Note:
This topic has been translated from a Chinese forum by GPT and might contain errors.
Original topic: analyze table 期间是否会对所操作的表加锁?
[TiDB Usage Environment] Production Environment
[TiDB Version] v5.0.4
I would like to know if the table will be locked during the analyze table operation? Since we have multiple tables with billions of rows and need to ensure business continuity, I would like to have a detailed understanding of whether these billion-row tables will be locked and how their usage will be affected during the analyze operation.
PS: I asked this question on chatGPT, but I’m not sure if GPT’s answer is accurate 
Thank you very much~
Without locking the table, you can refer to this post:
It won’t lock the table, but if you need to collect statistics on a very large table, it is recommended to manually collect them after modifying certain parameters. Otherwise, it is very easy to fail due to GC timeout.
After a GC timeout failure, will it be optimized and executed again? There was an instance where, despite the auto_analyze parameter being enabled, the database was particularly slow. Upon inspection, it was found that a table with 150 million rows had a health score of 0.

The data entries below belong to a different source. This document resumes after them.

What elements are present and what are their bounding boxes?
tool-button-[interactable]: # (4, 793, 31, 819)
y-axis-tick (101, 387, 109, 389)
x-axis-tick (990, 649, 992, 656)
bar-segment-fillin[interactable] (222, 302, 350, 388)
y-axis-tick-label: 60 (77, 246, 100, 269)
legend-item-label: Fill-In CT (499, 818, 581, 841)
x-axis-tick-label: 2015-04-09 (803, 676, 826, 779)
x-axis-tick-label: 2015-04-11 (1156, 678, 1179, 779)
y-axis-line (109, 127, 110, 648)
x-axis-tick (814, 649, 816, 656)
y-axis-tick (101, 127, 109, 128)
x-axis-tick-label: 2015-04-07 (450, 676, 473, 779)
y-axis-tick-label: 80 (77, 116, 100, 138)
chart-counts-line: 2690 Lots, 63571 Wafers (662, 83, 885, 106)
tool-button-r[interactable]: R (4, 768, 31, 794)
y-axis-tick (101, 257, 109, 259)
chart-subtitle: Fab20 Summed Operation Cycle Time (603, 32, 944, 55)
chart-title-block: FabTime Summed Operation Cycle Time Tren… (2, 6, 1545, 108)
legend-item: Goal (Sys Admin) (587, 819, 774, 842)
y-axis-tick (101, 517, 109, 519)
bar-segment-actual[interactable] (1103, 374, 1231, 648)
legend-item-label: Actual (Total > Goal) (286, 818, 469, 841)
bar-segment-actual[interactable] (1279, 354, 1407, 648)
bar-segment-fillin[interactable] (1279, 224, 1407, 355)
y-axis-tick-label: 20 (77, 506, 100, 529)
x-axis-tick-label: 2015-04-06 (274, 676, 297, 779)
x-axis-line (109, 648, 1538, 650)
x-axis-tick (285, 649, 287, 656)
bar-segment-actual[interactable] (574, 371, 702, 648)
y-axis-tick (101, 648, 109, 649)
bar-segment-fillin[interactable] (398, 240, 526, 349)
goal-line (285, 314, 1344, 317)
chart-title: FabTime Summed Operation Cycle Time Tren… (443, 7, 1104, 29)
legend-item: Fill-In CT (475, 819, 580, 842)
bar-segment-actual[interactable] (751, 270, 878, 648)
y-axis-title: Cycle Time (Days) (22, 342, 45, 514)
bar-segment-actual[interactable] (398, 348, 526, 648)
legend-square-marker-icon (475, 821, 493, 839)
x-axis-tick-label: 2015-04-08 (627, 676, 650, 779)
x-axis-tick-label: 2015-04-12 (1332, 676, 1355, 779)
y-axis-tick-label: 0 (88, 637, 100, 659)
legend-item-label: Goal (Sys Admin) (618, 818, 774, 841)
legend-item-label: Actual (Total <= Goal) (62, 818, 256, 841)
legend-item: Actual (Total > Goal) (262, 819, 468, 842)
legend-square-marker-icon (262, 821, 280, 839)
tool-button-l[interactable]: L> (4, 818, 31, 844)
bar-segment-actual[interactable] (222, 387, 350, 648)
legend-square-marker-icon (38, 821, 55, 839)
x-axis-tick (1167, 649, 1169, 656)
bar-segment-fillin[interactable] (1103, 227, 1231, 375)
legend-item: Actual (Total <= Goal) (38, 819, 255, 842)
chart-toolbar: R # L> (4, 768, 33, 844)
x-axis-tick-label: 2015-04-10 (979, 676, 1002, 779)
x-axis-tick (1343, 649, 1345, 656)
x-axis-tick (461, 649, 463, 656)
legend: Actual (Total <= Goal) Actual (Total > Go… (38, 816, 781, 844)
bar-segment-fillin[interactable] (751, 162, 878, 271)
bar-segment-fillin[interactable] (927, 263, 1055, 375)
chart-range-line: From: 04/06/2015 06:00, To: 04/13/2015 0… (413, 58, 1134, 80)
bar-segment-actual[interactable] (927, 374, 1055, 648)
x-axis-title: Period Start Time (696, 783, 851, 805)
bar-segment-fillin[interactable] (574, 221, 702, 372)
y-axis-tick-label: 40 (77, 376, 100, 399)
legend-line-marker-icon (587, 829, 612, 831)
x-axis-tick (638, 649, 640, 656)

The handling of GC and analyze will not conflict, otherwise the business would be interrupted… (which would not be suitable for database application scenarios).
However, analyze does have an impact on performance, so it is best to start it when the business is not busy… This way, the success rate will also be higher.
Automatic collection of statistics failed due to GC timeout. It will attempt to collect automatically next time, but it is likely to fail again. Therefore, it is recommended to manually collect statistics for large tables.
It should not lock the table, but it will affect the cluster performance. Generally, it is set to automatically collect during off-peak business hours.
It doesn’t lock the table but will affect performance.
It should be an online operation. It won’t lock the table but will affect performance.
When collecting, pay attention to the GC. Otherwise, collecting statistics for large tables will not succeed.
Not locking the table consumes performance.
Hello, our current idea is:
- Add a system scheduled task to execute a script at 1 AM every day, checking all tables with a health score below 80 and performing analyze on them in sequence (equivalent to manually analyzing large tables periodically);
- Enable the tidb auto analyze parameter.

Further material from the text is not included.